The written instructions that were provided to the jury, from which the trial judge read during his charge to the jury, made no reference to the element of intent for aggravated assault but stated:An assault is:
a. An attempt to commit a violent injury to the person of another; or
b. An act which places another person in reasonable apprehension of immediately receiving a violent injury.
A person commits the offense of aggravated assault when that person assaults another person:
a. With any object, device, or instrument which when used offensively against a person is likely to or actually does result in serious bodily injury.
To support a conviction for aggravated assault with a deadly weapon predicated upon OCGA § 16-5-20 (a) (1) the State is required to prove specific intent to injure.
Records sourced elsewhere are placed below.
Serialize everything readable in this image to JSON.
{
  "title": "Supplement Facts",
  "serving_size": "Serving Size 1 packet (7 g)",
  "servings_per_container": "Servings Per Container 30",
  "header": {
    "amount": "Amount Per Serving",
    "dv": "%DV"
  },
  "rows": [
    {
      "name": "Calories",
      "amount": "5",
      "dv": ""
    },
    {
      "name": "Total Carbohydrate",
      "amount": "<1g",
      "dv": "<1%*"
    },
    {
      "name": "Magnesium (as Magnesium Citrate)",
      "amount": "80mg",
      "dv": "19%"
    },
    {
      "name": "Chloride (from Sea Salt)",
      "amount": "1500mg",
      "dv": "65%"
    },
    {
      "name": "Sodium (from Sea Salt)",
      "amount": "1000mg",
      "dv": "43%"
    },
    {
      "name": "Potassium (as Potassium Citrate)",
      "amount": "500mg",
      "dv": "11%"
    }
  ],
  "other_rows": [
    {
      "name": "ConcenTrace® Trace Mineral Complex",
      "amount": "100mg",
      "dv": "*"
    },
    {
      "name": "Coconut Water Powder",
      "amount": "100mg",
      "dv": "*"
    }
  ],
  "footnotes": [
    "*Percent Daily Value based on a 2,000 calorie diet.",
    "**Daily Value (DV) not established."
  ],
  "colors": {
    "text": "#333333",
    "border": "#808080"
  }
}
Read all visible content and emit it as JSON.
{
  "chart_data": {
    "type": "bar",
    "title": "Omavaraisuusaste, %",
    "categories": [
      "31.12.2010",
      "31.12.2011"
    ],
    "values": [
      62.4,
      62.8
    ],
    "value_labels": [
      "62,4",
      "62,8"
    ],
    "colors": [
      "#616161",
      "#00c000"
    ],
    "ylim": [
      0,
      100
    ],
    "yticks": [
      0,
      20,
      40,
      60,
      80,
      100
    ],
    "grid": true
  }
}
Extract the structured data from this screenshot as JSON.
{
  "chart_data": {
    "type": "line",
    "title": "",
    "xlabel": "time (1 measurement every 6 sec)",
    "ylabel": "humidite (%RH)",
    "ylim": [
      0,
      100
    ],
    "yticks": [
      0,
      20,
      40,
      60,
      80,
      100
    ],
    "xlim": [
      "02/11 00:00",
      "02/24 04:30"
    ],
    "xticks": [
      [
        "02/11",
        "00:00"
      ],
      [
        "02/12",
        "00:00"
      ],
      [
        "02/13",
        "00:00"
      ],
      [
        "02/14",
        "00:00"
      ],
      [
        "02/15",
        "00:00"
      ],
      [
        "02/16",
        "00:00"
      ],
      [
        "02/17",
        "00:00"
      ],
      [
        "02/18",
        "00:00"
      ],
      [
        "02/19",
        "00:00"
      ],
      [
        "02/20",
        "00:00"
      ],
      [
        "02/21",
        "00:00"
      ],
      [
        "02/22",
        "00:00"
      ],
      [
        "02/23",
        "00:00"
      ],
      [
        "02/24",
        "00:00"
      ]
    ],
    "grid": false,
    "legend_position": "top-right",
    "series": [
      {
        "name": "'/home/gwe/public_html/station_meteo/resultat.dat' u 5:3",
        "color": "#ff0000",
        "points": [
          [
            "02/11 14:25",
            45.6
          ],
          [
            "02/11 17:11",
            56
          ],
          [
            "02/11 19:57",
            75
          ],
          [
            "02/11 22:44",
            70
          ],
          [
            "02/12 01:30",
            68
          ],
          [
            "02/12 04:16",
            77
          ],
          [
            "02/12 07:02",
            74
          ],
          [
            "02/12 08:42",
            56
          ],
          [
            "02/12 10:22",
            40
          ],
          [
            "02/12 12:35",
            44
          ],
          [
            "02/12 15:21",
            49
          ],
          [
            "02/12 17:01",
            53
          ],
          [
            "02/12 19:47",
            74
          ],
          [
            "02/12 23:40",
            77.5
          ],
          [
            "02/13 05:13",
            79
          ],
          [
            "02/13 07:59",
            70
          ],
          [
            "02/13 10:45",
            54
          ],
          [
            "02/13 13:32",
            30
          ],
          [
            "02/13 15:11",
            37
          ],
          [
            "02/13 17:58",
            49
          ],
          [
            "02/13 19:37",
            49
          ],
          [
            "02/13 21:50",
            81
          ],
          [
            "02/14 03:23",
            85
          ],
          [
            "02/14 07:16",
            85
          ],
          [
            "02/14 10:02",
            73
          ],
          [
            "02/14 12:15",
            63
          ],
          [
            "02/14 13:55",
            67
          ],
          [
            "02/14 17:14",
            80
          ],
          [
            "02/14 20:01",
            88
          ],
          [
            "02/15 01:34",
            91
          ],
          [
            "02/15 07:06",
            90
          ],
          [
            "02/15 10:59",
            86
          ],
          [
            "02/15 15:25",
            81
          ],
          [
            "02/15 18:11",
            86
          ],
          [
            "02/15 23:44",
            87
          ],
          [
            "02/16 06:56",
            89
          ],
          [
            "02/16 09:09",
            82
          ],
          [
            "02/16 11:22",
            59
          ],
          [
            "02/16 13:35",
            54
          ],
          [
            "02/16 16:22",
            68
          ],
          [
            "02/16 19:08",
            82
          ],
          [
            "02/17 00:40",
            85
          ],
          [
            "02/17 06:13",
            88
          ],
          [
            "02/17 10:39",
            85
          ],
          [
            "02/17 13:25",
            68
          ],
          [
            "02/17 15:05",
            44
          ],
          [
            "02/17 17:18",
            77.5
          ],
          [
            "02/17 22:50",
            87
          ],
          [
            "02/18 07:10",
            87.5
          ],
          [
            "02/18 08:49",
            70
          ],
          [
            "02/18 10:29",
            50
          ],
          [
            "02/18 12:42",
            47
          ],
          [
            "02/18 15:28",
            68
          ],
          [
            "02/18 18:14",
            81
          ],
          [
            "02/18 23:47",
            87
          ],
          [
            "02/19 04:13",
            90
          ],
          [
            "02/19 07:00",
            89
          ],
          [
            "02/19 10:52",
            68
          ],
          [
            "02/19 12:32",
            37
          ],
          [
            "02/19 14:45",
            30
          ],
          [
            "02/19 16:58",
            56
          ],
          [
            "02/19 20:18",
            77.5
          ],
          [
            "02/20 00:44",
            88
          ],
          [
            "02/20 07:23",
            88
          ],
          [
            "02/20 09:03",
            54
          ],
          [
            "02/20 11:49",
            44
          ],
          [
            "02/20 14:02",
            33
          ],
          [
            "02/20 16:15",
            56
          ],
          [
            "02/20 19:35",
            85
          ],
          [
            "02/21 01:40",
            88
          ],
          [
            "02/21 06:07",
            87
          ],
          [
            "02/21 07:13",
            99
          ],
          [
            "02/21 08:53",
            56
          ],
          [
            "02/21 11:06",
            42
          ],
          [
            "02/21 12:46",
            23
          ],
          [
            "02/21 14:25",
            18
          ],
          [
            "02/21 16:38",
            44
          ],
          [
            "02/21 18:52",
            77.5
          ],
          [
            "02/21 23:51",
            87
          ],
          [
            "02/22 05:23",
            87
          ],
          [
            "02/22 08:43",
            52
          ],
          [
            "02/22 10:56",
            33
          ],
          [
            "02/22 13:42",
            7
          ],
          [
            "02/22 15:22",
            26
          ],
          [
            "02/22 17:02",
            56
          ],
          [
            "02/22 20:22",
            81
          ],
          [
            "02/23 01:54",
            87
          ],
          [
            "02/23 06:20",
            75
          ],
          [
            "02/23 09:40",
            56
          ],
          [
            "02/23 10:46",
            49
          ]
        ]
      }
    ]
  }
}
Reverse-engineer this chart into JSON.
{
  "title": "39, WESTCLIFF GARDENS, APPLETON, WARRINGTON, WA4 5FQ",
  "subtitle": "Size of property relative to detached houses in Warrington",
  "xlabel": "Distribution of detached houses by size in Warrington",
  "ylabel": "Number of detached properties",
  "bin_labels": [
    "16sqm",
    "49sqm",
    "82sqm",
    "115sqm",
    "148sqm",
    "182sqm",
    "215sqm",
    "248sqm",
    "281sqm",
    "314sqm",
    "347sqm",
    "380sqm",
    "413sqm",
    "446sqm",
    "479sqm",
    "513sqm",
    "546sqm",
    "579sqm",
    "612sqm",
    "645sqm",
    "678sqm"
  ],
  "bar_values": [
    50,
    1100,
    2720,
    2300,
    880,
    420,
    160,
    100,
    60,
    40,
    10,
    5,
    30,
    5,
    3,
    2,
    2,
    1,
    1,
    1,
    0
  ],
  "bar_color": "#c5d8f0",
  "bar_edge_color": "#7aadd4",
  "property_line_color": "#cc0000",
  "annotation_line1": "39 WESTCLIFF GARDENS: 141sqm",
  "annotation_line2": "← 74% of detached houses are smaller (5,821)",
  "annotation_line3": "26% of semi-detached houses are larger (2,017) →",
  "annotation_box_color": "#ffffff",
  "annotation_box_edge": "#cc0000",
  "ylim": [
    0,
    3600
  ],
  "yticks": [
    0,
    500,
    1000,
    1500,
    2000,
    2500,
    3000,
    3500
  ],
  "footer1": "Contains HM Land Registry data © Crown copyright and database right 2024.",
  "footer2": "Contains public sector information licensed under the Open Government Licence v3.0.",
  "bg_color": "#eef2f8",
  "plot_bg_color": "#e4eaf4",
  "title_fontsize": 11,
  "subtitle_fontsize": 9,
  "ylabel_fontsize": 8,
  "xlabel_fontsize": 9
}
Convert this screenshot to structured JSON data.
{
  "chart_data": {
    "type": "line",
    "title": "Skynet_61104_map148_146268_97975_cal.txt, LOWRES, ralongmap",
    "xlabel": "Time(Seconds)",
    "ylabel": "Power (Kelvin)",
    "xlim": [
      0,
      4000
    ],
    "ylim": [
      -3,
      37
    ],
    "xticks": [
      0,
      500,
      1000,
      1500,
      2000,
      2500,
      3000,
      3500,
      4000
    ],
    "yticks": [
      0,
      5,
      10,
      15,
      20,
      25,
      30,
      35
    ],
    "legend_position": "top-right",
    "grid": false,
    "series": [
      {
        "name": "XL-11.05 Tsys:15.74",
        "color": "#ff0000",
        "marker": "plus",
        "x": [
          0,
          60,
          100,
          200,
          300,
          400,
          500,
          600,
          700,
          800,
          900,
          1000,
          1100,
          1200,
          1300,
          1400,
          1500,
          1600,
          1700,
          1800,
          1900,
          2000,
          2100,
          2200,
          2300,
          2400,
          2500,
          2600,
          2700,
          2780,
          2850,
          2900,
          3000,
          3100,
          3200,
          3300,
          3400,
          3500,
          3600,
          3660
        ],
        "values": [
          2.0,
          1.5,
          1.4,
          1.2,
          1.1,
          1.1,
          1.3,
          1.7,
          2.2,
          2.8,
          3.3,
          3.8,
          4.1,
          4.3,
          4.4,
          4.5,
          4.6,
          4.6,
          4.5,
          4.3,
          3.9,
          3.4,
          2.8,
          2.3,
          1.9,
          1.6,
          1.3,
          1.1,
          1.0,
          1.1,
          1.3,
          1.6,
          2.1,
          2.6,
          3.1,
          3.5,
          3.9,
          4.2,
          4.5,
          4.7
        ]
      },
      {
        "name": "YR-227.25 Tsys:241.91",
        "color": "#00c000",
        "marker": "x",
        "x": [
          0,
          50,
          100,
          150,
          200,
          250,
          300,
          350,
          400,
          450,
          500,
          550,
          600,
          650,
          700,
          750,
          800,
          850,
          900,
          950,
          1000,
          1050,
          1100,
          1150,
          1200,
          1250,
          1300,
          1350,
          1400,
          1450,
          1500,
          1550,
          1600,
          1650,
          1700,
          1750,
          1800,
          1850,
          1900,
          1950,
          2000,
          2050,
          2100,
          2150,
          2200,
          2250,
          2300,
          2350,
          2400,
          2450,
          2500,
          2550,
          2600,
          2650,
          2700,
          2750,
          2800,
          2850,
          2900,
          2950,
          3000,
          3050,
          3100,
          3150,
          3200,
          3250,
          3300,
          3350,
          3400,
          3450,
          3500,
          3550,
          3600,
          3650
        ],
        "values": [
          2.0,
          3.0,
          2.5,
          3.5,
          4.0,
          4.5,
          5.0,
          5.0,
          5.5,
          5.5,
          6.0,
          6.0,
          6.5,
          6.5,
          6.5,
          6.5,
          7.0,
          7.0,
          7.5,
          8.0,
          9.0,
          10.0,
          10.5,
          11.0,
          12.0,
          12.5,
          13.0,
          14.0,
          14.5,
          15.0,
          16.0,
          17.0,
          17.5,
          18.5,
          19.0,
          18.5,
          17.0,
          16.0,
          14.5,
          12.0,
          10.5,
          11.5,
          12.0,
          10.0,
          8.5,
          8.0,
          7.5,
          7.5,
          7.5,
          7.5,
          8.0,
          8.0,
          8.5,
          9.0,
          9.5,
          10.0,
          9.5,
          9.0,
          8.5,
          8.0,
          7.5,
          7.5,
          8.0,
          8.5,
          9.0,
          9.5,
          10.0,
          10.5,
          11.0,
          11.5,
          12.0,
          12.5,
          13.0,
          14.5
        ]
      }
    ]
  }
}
See Guyse v. State, 286 Ga. 574, 577 (690 SE2d 406) (2010) (the method of simple assault set forth in OCGA § 16-5-20 (a) (1) “is a specific intent crime requiring proof that the defendant intended to violently injure someone”); Holmes v. State, supra, 272 Ga. at 519.
In Battles v. Chapman, supra, this Court had previously held on appellate review that the evidence was sufficient for the jury to have found the habeas petitioner guilty beyond a reasonable doubt and yet we reversed the order of the habeas court because we found ineffective assistance of appellate counsel for failure to raise erroneous jury instructions as an enumeration of error. See also Stanford v. Stewart, 274 Ga. 468, 470 (554 SE2d 480) (2001).
The jury, in fact, acquitted Sullivan of the two charges that required proof of intent — the aggravated battery charge and the first-degree cruelty to a child charge.